K.Ratification of the Optional Protocol on a communications procedure
44. The Committee recommends that the State party, in order to further strengthen the fulfilment of children ’ s rights, ratify the Optional Protocol to the Convention on a communications procedure.
L.Ratification of international human rights instruments
45. The Committee recommends that the State party, in order to further strengthen the fulfilment of children ’ s rights, consider ratifying the International Convention on the Protection of the Rights of All Migrant Workers and Members of Their Families.
M.Cooperation with regional bodies
46. The Committee recommends that the State party continue to cooperate with the Council of Europe on the implementation of the Convention and other human rights instruments, both in the State party and in other Council of Europe member States.
IV.Implementation and reporting
A.Follow-up and dissemination
47. The Committee recommends that the State party take all appropriate measures to ensure that the recommendations contained in the present concluding observations are fully implemented and that a child-friendly version is disseminated to, and made widely accessible for, children, including those in the most disadvantaged situations. The Committee also recommends that the combined fifth and sixth periodic reports and the present concluding observations be made widely available in the languages of the country.
B.National mechanism for reporting and follow-up
48. The Committee recommends that the State party establish a standing government structure to coordinate and prepare reports to and engage with international and regional human rights mechanisms, and to coordinate and track national follow-up to, and implementation of, treaty obligations and the recommendations and decisions emanating from such mechanisms.
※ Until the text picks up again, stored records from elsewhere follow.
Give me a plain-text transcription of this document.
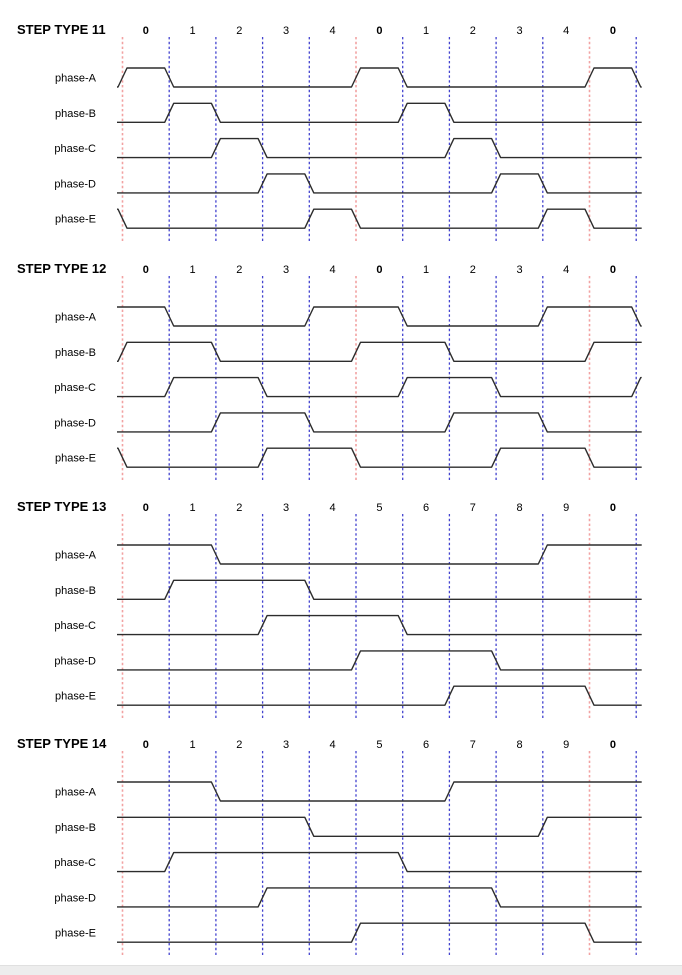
STEP TYPE 11	0	1	2	3	4	0	1	2	3	4	0
phase-A
phase-B
phase-C
phase-D
phase-E
STEP TYPE 12	0	1	2	3	4	0	1	2	3	4	0
phase-A
phase-B
phase-C
phase-D
phase-E
STEP TYPE 13	0	1	2	3	4	5	6	7	8	9	0
phase-A
phase-B
phase-C
phase-D
phase-E
STEP TYPE 14	0	1	2	3	4	5	6	7	8	9	0
phase-A
phase-B
phase-C
phase-D
phase-E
The Committee emphasizes that such a structure should be adequately and continuously supported by dedicated staff and should have the capacity to consult systematically with the national human rights institutions and civil society.
49. The Committee invites the State party to submit its seventh periodic report by 6 March 2027 and to include therein information on the follow-up to the present concluding observations. The report should be in compliance with the Committee ’ s harmonized treaty-specific reporting guidelines and should not exceed 21,200 words. In the event that a report exceeding the established word limit is submitted, the State party will be asked to shorten the report. If the State party is not in a position to review and resubmit the report, translation thereof for the purposes of consideration by the treaty body cannot be guaranteed.
50. The Committee also invites the State party to submit an updated core document, not exceeding 42,400 words, in accordance with the requirements for the common core document contained in the harmonized guidelines on reporting under the international human rights treaties, including guidelines on a common core document and treaty-specific documents and paragraph 16 of General Assembly resolution 68/268.